The fear of not having enough protein and of lacking nutrients on a vegan diet is abolished with this Vegetable Lentil Dahl! Lentils contain more protein than beef per gram, are high in iron, manganese, and potassium, help lower your cholesterol with their soluble fiber, and they contain magnesium, folate, tryptophan, zinc, phosphorous, copper, calcium, and Vitamins B1, B3, and B6!
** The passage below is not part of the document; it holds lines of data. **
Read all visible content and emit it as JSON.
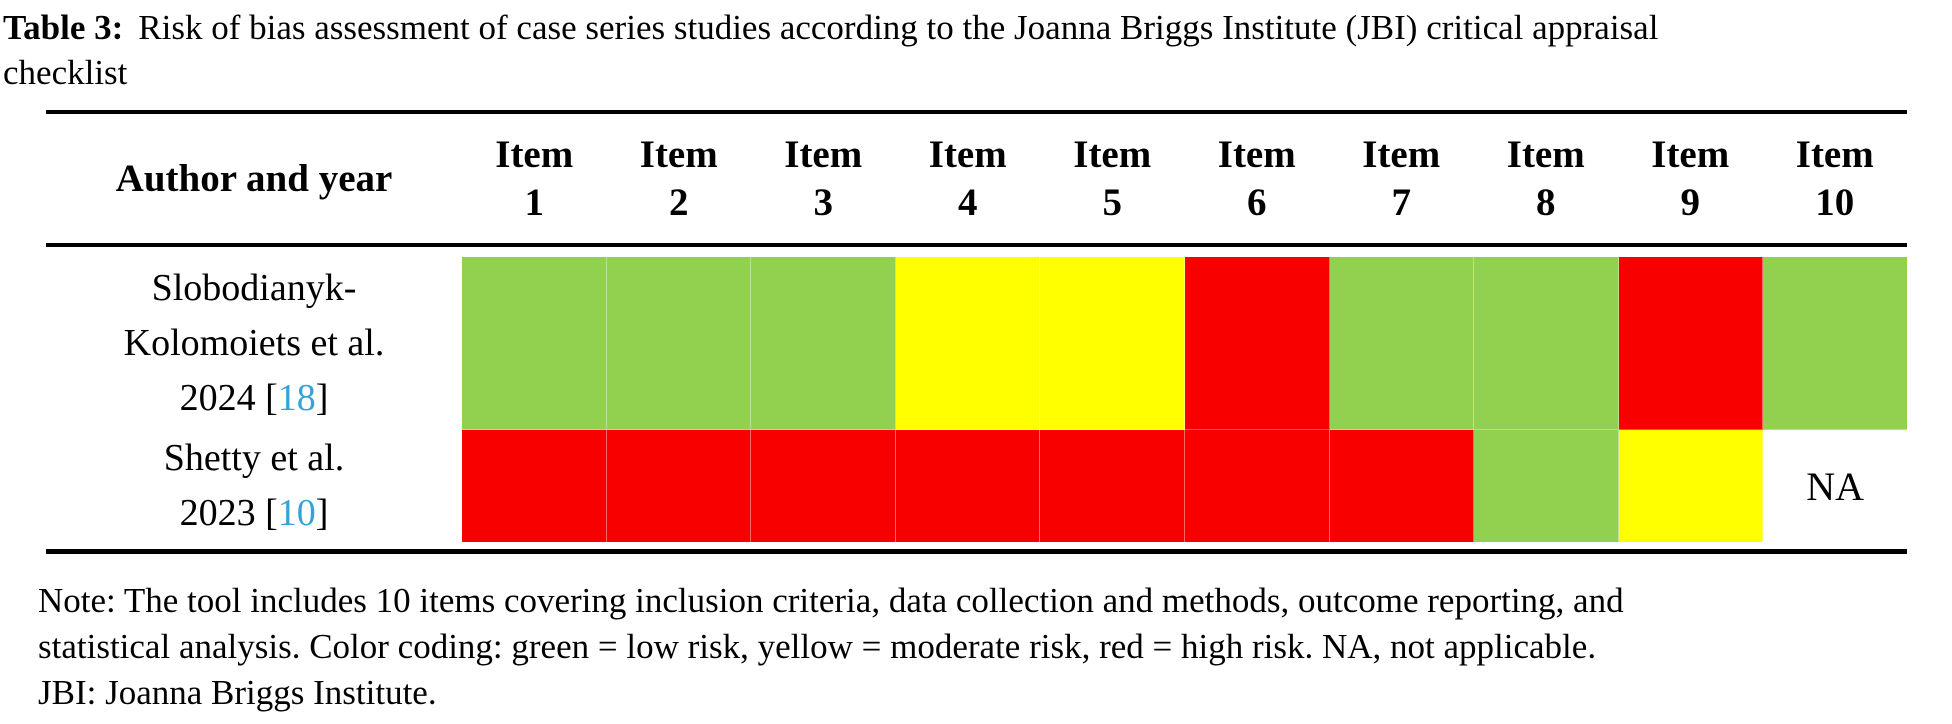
{
  "caption": {
    "label": "Table 3:",
    "line1": "Risk of bias assessment of case series studies according to the Joanna Briggs Institute (JBI) critical appraisal",
    "line2": "checklist"
  },
  "colors": {
    "green": "#92D050",
    "yellow": "#FFFF00",
    "red": "#F80000",
    "na": "#FFFFFF",
    "ref_blue": "#35A3DB"
  },
  "table": {
    "author_header": "Author and year",
    "item_word": "Item",
    "item_numbers": [
      "1",
      "2",
      "3",
      "4",
      "5",
      "6",
      "7",
      "8",
      "9",
      "10"
    ],
    "na_label": "NA",
    "rows": [
      {
        "author_lines": [
          "Slobodianyk-",
          "Kolomoiets et al.",
          "2024 [18]"
        ],
        "ratings": [
          "green",
          "green",
          "green",
          "yellow",
          "yellow",
          "red",
          "green",
          "green",
          "red",
          "green"
        ]
      },
      {
        "author_lines": [
          "Shetty et al.",
          "2023 [10]"
        ],
        "ratings": [
          "red",
          "red",
          "red",
          "red",
          "red",
          "red",
          "red",
          "green",
          "yellow",
          "na"
        ]
      }
    ]
  },
  "note": {
    "line1": "Note: The tool includes 10 items covering inclusion criteria, data collection and methods, outcome reporting, and",
    "line2": "statistical analysis. Color coding: green = low risk, yellow = moderate risk, red = high risk. NA, not applicable.",
    "line3": "JBI: Joanna Briggs Institute."
  }
}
  • One cup of green lentils
  • Two cups of water
  • One Delicata squash
  • One can of full-fat coconut milk
  • One yellow onion, diced
  • One red bell pepper, diced, de-seeded, and de-stemmed
  • One cup of diced carrots
  • One cup of halved cherry tomatoes
  • Six cloves of garlic, minced
  • Two tbsp. of chopped cilantro
  • Three large handfuls of spinach
  • Two tsp. of lemon juice
  • 1/2 of a tsp. of ground turmeric
  • 1/2 of a tsp. of ground ginger
  • 1/2 of a tsp. of curry power
  • 1/4 of a tsp. of cumin
  • 1/4 of a tsp. of ground coriander
  • Dash of cayenne pepper (or to taste)
  • Pinch of salt and pepper (or to taste)

How to make:

  1. Preheat your oven to 425 degrees Fahrenheit, and line a baking dish with parchment paper.
  2. Cut the squash in half lengthwise, scoop out the seeds, and then place the squash halves face-down onto the lined baking sheet.
  3. Bake the squash for 20 minutes, or until the flesh is soft.
  4. Bring the lentils and the two cups of water to a boil in a large pot, then simmer them for about 30 minutes, or until the lentils are soft and have completely absorbed the water.
  5. While the squash bakes and the lentils cook, chop the onions, carrots, bell pepper, and tomatoes, and mince the garlic, then sautée them in a pan with a splash of water until the onions are translucent and the vegetables have softened.
  6. Once the lentils are done cooking, add the sautéed vegetables to the pot, and stir to evenly combine.
  7. Scoop out the flesh from the baked squash, then evenly stir the flesh into the pot.
  8. Add the coconut milk, cilantro, lemon juice, spices, salt, and pepper to the pot, then stir to evenly combine.
  9. Add the spinach to the pot, then stir to evenly combine.
  10. Cook the Dahl until the spinach has wilted.
  11. Serve and enjoy!

Recipe Notes:

  1. You can enjoy this delicious dish on its own, or you can serve it over rice, more squash, potatoes, or sweet potatoes!